In Geneva airport they’ve had a “Swiss/EU/UK” line at passport control for a long time, even before our act of self harm in 2016. Yesterday evening I noticed the UK flag had been taped over.

Frictionless border. Now try doing that with a lorryload of fancy hoovers.
I have heard it said that the Swiss used to highlight the UK like this because UK visitors kept going into the wrong line and queueing with other passports. I assumed this was because many of us didn’t automatically identify as EU citizens. Subsequent events seem to back that up.
In fact, judging by their widely shared holiday snaps, so many of the Brexit commentariat seem to ski frictionlessly around here that maybe they have been going into the non-EU line as a political statement. The unnecessary delay would be a minor sacrifice, their personal share of the wider devastation they are inflicting on us all.
I presume the UK flag disappeared under masking tape in anticipation of “no deal suckers, go the slow line” tomorrow, now postponed at least. Or maybe they decided we have now all become aware enough of our EU membership that we know where we belong.
Footnote: In case you still don’t know – Switzerland is in the Schengen common visa zone but not the customs union, so people can pass freely but goods cannot. At time of writing, UK benefits from the inverse, in that we do control people in and out because we’re not in Schengen, but we allow goods to pass because we’re in the customs union (and single market, as part of the EU).
Switzerland is also part of the Common Market, that means that a EU citizen with a job or independent wealth has the right to get residency here (notice that freedom of movement does not mean that any pauper or unemployed can settle and steal benefits, as it has been wrongly said many times). This skilled and unskilled labour has greatly contributed to the wealth of the country, as it idid to the one in the UK, as every serious study demonstrates.
Being outside of the custom union is a choice to protect the Swiss farmers from cheaper imports, while in all other sectors Switzerland is aligned to EU standards.
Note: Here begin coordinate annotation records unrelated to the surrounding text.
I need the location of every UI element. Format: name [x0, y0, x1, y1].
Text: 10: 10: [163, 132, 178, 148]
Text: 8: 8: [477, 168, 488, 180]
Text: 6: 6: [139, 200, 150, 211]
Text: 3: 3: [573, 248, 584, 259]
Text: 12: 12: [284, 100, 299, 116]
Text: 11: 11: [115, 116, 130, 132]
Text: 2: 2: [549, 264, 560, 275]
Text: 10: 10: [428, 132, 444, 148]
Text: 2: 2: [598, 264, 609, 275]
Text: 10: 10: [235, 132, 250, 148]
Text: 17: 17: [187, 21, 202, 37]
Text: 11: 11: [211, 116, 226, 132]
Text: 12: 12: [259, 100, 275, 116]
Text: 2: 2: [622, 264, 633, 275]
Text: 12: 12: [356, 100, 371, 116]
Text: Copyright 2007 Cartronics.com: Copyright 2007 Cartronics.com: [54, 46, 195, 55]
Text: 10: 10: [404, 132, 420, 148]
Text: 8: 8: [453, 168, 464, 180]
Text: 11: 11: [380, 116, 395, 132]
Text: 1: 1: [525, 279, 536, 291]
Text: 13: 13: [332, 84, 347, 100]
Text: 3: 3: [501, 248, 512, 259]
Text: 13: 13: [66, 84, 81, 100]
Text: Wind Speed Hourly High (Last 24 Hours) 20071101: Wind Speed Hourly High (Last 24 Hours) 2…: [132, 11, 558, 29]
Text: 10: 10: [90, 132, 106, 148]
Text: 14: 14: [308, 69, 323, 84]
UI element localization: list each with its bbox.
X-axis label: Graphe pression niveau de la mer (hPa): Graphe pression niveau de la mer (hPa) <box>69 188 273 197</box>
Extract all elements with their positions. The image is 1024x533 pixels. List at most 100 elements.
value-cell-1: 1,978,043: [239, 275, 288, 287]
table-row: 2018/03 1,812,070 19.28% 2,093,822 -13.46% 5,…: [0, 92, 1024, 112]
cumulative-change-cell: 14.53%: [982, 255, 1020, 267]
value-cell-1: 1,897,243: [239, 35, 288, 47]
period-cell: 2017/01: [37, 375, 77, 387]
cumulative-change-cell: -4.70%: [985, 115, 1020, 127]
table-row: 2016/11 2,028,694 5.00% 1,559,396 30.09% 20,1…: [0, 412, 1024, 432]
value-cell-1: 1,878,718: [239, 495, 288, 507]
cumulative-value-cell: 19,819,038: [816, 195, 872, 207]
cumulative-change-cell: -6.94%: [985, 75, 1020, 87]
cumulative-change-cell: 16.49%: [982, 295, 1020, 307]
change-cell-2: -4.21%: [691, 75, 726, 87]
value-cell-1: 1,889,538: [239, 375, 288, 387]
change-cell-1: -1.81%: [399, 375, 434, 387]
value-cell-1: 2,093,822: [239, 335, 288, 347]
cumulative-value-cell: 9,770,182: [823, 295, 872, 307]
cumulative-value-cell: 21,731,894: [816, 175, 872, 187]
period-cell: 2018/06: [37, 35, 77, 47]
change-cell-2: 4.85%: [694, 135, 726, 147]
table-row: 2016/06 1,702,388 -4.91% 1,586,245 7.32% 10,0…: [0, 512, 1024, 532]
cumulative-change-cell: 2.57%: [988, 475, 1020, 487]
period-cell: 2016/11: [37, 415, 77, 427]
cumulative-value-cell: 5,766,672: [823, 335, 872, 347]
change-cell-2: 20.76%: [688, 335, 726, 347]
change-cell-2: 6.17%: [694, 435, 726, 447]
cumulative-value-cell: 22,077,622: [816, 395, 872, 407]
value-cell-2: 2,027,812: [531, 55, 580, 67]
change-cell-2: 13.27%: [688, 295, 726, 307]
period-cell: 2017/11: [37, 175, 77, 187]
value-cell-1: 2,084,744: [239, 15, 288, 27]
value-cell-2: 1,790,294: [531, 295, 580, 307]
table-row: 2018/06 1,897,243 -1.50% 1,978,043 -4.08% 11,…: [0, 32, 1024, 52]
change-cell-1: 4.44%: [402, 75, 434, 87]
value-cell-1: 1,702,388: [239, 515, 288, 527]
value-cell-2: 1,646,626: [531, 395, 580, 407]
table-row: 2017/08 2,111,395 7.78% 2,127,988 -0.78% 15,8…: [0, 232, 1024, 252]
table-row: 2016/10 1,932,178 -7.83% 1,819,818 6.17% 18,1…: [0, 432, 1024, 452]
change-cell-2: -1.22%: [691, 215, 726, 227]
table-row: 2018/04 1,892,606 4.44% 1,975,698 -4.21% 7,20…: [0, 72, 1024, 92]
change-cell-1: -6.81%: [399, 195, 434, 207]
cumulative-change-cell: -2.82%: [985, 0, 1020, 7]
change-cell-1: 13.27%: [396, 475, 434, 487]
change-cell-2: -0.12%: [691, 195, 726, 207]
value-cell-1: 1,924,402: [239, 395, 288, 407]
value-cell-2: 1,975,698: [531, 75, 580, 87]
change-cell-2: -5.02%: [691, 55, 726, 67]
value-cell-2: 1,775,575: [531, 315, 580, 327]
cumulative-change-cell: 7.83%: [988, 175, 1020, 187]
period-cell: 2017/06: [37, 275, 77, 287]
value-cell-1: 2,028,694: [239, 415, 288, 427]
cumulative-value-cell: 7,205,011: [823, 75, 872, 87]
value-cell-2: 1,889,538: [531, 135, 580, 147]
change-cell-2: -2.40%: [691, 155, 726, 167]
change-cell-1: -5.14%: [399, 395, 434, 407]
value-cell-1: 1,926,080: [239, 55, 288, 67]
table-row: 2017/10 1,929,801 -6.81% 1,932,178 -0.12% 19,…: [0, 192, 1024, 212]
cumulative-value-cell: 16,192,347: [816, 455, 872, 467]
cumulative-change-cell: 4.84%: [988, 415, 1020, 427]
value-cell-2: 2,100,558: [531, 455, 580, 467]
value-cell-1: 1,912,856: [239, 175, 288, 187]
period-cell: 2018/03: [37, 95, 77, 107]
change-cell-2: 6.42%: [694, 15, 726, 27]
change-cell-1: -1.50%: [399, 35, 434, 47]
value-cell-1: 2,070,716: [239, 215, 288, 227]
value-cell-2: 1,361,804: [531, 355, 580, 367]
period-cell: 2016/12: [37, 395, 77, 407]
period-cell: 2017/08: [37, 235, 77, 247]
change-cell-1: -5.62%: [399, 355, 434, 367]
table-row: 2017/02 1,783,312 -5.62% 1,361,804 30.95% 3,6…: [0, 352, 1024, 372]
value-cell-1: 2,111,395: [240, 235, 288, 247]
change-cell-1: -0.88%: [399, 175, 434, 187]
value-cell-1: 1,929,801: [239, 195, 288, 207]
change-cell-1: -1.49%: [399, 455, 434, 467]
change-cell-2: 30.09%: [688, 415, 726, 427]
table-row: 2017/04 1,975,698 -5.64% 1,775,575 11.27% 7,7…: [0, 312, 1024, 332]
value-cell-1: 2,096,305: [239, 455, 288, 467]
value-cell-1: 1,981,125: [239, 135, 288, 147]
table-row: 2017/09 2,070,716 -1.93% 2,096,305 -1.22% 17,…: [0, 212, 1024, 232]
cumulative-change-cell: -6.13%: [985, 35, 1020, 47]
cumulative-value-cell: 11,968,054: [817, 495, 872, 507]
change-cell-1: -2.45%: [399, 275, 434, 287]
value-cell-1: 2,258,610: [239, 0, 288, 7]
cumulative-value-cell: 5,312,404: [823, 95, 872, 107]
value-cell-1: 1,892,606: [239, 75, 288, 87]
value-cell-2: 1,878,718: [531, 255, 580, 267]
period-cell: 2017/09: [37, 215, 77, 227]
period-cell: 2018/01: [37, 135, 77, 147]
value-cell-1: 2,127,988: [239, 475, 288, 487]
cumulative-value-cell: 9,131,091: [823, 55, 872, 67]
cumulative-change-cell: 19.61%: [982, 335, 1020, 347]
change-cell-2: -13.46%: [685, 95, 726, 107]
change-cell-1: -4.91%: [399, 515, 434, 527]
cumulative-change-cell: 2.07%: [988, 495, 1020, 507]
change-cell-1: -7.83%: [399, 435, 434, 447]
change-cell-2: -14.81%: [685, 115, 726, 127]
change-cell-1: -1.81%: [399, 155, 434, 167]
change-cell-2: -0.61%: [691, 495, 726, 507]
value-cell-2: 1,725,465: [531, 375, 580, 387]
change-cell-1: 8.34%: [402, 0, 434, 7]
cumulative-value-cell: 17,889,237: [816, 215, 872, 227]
Switzerland is an example of a country that prospers being outside of the EU, while being strongly anchored in the EU economic institutions. I remember prominent brexiteers who are now advocating no deal out of desperation, to cite Switzerland and Norway as examples of countries that can prosper outside of the EU, failing to explain that the reality of these countries would correspond to a super-soft brexit.